Forced labour in European universities’ servers and ICT equipment
Good Electronics in collaboration with a group of European NGOs released an investigation today showing that forced labour is used in the production of servers bought by European Universities.
Thousands of Chinese students are working 10-12 hours a day, six days a week, for up to five months under conditions which violate the Chinese labour law and educational standards for internship programmes, according to an investigation released today by Good Electronics and a group of European NGOs. Furthermore the forced internships violate the International Labour Organisation's (ILO) convention against forced labour, the investigations shows.
Xu Min, 19, studies accountancy, and is just one of the students her school has forced into working at the Wistron factory in Zhongshan in Southern China, a factory which produces servers for the three IT giants HP, Dell and Lenovo – the most used server brands by European universities and higher education institutions.
"We are standing at the assembly line the whole day, doing the same task again and again. It has nothing to do with my education. None of us want to be here. We are all depressed, but we have no choice, because the school told us that if we refused, we would not get our diploma.

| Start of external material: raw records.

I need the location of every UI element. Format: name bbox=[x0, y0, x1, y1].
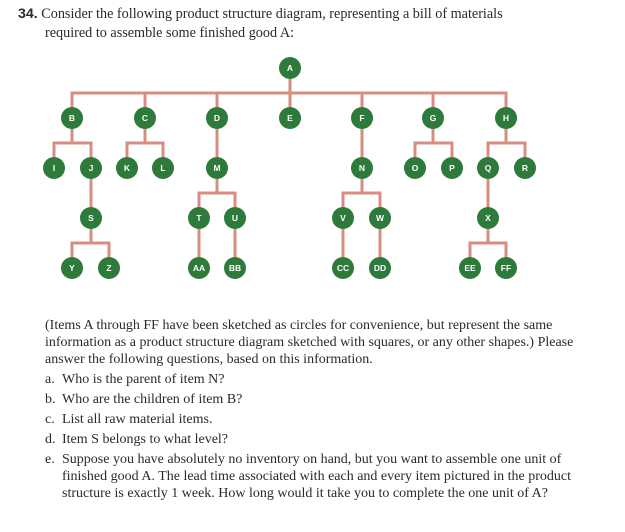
question-item-e bbox=[45, 451, 605, 502]
node-label: R bbox=[521, 163, 529, 173]
node-label: BB bbox=[228, 263, 242, 273]
node-i bbox=[43, 157, 65, 179]
node-label: M bbox=[213, 163, 221, 173]
node-label: CC bbox=[336, 263, 350, 273]
node-g bbox=[422, 107, 444, 129]
node-label: H bbox=[502, 113, 510, 123]
node-z bbox=[98, 257, 120, 279]
node-label: W bbox=[375, 213, 385, 223]
question-intro-line1: Consider the following product structure diagram, representing a bill of materials bbox=[41, 6, 503, 22]
question-item-c bbox=[45, 411, 605, 428]
node-label: V bbox=[340, 213, 346, 223]
question-list bbox=[45, 371, 605, 505]
node-v bbox=[332, 207, 354, 229]
node-label: FF bbox=[500, 263, 512, 273]
node-bb bbox=[224, 257, 246, 279]
node-label: AA bbox=[192, 263, 206, 273]
question-text: Item S belongs to what level? bbox=[62, 432, 229, 447]
question-item-d bbox=[45, 431, 605, 448]
node-label: X bbox=[485, 213, 491, 223]
node-h bbox=[495, 107, 517, 129]
node-aa bbox=[188, 257, 210, 279]
question-text: Who is the parent of item N? bbox=[62, 372, 225, 387]
node-label: S bbox=[88, 213, 94, 223]
question-intro-line2: required to assemble some finished good A: bbox=[45, 25, 295, 41]
node-label: DD bbox=[373, 263, 387, 273]
question-item-b bbox=[45, 391, 605, 408]
node-c bbox=[134, 107, 156, 129]
node-label: O bbox=[411, 163, 419, 173]
node-label: Y bbox=[69, 263, 75, 273]
node-label: F bbox=[359, 113, 365, 123]
node-n bbox=[351, 157, 373, 179]
node-ee bbox=[459, 257, 481, 279]
node-q bbox=[477, 157, 499, 179]
question-text: List all raw material items. bbox=[62, 412, 213, 427]
node-r bbox=[514, 157, 536, 179]
node-label: G bbox=[429, 113, 437, 123]
node-o bbox=[404, 157, 426, 179]
node-label: T bbox=[196, 213, 202, 223]
node-w bbox=[369, 207, 391, 229]
node-label: P bbox=[449, 163, 455, 173]
node-x bbox=[477, 207, 499, 229]
node-s bbox=[80, 207, 102, 229]
question-letter: c. bbox=[45, 412, 55, 427]
node-label: A bbox=[286, 63, 294, 73]
node-label: Z bbox=[106, 263, 112, 273]
node-label: EE bbox=[464, 263, 476, 273]
node-label: Q bbox=[484, 163, 492, 173]
question-number: 34. bbox=[18, 6, 38, 22]
node-m bbox=[206, 157, 228, 179]
node-k bbox=[116, 157, 138, 179]
node-y bbox=[61, 257, 83, 279]
node-label: K bbox=[123, 163, 131, 173]
node-label: N bbox=[358, 163, 366, 173]
question-letter: b. bbox=[45, 392, 56, 407]
node-d bbox=[206, 107, 228, 129]
node-ff bbox=[495, 257, 517, 279]
question-letter: a. bbox=[45, 372, 55, 387]
node-label: L bbox=[160, 163, 166, 173]
diagram-note: (Items A through FF have been sketched as circles for convenience, but represent the same information as a product structure diagram sketched with squares, or any other shapes.) Please answer the following questions, based on this information. bbox=[45, 318, 574, 367]
node-dd bbox=[369, 257, 391, 279]
question-item-a bbox=[45, 371, 605, 388]
question-letter: e. bbox=[45, 452, 55, 467]
node-e bbox=[279, 107, 301, 129]
node-cc bbox=[332, 257, 354, 279]
node-b bbox=[61, 107, 83, 129]
node-j bbox=[80, 157, 102, 179]
node-f bbox=[351, 107, 373, 129]
node-label: U bbox=[231, 213, 239, 223]
node-label: I bbox=[52, 163, 56, 173]
node-label: E bbox=[287, 113, 293, 123]
node-u bbox=[224, 207, 246, 229]
node-label: D bbox=[213, 113, 221, 123]
node-label: J bbox=[88, 163, 94, 173]
node-l bbox=[152, 157, 174, 179]
question-text: Who are the children of item B? bbox=[62, 392, 243, 407]
node-t bbox=[188, 207, 210, 229]
question-text: Suppose you have absolutely no inventory on hand, but you want to assemble one unit of finished good A. The lead time associated with each and every item pictured in the product structure is exactly 1 week. How long would it take you to complete the one unit of A? bbox=[62, 452, 572, 501]
node-label: B bbox=[68, 113, 76, 123]
question-letter: d. bbox=[45, 432, 56, 447]
node-p bbox=[441, 157, 463, 179]
node-label: C bbox=[141, 113, 149, 123]
node-a bbox=[279, 57, 301, 79]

The work is exhausting", Xu min says.
Forced labour
Experts based in China and elsewhere describe the forced internship programmes at electronics factories like Wistron as 'forced labour'. Liu Kaiming, an expert in Chinese law and director of the Institute of Contemporary Observation in Guangdong, says in the investigation: "It is de facto forced labour if students are obliged to be interns at electronic factories in order to get their diplomas".

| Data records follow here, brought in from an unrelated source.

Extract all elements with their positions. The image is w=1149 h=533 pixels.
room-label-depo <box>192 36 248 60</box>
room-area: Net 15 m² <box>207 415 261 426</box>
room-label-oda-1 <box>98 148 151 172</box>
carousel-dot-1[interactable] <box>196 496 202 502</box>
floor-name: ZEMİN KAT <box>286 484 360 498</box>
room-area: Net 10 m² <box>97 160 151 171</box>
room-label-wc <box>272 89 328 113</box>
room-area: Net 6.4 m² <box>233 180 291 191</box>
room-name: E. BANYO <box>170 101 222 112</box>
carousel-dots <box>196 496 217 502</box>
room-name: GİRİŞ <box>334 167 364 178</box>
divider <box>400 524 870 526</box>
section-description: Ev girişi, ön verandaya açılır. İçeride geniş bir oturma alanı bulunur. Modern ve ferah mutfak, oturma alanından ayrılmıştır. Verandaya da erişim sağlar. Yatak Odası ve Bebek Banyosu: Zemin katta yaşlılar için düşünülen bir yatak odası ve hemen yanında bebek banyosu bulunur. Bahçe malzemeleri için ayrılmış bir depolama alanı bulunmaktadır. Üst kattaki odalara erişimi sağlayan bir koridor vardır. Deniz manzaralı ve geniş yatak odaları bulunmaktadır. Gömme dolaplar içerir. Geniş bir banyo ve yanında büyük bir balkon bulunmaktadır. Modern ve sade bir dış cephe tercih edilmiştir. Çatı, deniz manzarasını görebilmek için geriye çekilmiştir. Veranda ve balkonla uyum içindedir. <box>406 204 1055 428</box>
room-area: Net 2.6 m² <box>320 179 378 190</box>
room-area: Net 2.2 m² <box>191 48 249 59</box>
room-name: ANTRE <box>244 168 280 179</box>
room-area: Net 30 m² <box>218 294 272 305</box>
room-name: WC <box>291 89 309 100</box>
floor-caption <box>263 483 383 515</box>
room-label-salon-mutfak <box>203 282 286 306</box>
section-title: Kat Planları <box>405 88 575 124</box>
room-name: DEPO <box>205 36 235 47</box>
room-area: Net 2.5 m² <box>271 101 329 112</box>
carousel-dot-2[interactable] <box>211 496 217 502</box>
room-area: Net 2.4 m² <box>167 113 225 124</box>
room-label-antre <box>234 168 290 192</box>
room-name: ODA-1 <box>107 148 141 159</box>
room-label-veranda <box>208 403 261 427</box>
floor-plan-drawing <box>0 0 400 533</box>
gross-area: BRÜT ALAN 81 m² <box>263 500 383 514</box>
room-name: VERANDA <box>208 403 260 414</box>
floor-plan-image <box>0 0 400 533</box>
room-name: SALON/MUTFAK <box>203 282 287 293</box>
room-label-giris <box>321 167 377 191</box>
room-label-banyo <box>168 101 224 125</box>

The report, 'Servants of servers' notes that European Higher education institutions have spent 4.27 billion euros so far in 2015 on hardware, software and IT services to secure quality education for millions of young Europeans. In 2014 they spent 461.38 million euros on servers alone. HP is the market leader in the higher education IT sector with a market share of 28 percent. Dell controls 13 percent and Lenovo 11 percent.

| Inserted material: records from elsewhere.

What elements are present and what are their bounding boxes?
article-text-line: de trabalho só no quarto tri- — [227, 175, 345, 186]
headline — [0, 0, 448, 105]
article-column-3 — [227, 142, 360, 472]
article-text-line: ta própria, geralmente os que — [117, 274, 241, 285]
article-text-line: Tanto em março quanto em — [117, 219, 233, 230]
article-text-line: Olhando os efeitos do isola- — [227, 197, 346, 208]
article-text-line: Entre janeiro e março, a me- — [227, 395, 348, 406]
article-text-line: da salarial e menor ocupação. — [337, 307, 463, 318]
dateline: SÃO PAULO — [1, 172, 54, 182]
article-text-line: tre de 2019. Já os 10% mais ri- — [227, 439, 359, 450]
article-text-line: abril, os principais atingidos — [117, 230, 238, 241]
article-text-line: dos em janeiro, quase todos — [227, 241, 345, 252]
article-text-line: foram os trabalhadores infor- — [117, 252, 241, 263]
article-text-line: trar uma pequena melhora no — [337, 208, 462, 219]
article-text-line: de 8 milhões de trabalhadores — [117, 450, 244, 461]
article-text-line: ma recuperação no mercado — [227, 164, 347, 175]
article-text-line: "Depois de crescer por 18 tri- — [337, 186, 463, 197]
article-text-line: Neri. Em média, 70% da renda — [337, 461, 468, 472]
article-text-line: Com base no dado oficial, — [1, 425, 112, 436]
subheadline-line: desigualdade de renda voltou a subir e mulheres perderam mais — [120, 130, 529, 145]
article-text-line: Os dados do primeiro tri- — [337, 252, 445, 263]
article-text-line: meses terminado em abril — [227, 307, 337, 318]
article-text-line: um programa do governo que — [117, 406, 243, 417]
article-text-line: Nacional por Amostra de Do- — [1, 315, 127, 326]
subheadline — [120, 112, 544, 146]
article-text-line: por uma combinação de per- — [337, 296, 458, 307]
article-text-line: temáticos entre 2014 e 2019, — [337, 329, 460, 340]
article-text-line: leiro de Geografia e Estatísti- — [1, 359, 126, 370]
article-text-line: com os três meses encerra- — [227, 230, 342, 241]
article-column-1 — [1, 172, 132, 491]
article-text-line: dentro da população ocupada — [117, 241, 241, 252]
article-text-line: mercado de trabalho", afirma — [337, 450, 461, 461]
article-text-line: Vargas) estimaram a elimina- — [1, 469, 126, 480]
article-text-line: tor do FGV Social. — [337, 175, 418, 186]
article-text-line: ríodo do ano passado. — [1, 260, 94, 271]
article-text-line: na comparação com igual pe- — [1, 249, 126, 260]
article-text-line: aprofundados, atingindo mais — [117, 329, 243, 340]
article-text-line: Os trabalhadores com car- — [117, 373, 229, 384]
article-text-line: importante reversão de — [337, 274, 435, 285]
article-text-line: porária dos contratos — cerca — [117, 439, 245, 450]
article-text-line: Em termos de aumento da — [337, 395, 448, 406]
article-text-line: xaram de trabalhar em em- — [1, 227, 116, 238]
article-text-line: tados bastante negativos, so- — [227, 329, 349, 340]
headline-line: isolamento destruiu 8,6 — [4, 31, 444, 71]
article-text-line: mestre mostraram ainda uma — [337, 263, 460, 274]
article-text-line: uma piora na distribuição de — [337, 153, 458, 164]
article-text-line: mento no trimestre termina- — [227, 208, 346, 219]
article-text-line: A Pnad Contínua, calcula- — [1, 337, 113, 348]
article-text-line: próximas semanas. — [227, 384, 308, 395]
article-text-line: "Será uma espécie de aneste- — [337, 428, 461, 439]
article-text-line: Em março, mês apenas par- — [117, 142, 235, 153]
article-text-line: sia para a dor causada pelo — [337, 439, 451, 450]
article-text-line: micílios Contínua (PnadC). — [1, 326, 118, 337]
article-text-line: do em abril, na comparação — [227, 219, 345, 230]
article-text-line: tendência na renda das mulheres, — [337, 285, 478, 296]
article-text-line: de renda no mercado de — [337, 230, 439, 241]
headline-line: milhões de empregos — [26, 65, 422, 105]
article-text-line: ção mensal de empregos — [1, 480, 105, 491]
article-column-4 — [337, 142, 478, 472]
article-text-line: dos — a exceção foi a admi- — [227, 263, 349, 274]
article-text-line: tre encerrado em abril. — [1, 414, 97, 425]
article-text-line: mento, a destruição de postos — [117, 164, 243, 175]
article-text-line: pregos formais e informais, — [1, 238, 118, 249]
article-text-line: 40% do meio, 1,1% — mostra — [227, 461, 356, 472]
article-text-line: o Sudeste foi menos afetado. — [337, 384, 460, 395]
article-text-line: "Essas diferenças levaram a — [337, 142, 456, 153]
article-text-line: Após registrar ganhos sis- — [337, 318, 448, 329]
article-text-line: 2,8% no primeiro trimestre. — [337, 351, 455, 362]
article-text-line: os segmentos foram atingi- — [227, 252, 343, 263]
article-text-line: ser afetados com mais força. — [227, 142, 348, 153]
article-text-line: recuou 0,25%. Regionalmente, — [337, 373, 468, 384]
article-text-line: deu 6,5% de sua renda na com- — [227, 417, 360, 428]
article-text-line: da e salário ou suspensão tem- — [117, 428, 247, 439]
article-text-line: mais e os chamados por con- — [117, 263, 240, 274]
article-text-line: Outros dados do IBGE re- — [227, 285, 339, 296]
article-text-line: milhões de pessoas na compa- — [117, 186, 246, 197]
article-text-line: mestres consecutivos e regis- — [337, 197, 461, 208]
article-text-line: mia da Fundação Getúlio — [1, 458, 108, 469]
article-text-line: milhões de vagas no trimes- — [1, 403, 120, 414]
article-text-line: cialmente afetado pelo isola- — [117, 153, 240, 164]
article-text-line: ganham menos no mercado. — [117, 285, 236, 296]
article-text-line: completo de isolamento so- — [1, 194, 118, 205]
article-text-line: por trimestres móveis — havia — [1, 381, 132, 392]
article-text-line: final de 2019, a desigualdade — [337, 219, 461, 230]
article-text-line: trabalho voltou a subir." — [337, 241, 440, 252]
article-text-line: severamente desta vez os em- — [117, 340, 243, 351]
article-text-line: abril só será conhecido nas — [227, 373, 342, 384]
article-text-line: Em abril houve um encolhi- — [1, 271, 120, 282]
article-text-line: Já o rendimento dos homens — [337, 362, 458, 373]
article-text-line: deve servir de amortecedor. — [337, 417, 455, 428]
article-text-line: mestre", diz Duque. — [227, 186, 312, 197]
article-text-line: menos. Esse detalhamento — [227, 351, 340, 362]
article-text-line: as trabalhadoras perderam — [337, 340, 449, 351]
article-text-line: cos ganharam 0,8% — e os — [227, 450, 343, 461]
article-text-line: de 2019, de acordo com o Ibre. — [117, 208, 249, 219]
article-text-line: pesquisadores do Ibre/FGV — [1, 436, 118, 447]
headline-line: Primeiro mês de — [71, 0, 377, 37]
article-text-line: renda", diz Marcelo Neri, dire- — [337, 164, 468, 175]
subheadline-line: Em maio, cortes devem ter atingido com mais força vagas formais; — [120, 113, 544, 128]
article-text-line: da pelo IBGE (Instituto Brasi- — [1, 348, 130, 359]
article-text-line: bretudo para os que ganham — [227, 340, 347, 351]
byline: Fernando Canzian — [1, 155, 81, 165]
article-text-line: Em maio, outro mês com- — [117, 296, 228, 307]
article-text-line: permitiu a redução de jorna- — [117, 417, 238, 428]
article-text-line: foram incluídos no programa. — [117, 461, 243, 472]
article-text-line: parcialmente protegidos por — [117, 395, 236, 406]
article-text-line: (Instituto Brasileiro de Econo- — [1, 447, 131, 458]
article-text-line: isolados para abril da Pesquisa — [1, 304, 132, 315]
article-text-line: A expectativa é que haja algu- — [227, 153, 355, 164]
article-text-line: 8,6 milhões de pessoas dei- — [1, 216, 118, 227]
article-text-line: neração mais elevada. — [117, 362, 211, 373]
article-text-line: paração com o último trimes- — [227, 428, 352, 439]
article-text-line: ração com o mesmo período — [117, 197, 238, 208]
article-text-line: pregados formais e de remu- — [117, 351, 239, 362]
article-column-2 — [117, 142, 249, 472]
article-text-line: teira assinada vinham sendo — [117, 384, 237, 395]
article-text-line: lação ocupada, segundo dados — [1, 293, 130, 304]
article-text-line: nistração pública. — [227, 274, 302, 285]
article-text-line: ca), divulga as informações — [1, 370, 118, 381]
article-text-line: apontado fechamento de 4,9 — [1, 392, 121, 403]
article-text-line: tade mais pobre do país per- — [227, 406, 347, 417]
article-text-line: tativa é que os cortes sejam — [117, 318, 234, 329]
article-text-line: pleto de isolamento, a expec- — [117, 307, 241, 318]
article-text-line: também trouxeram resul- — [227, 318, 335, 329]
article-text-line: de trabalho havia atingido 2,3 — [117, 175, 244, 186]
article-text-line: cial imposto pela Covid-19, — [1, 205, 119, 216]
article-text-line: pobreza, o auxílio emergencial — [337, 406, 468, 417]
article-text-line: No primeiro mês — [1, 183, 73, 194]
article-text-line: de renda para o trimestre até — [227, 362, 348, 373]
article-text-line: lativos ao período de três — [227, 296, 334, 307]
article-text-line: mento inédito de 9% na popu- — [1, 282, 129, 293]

After being presented with the findings of the investigation HP and Dell have acknowledged several violations of interns' labour rights and have temporarily suspended the use of student interns in their production lines at the Wistron factory in Southern China.
HP says: "The use of student workers has been discontinued on HP production lines at Wistron Zhongshan and we are working with factory management to ensure students are placed in appropriate educational settings".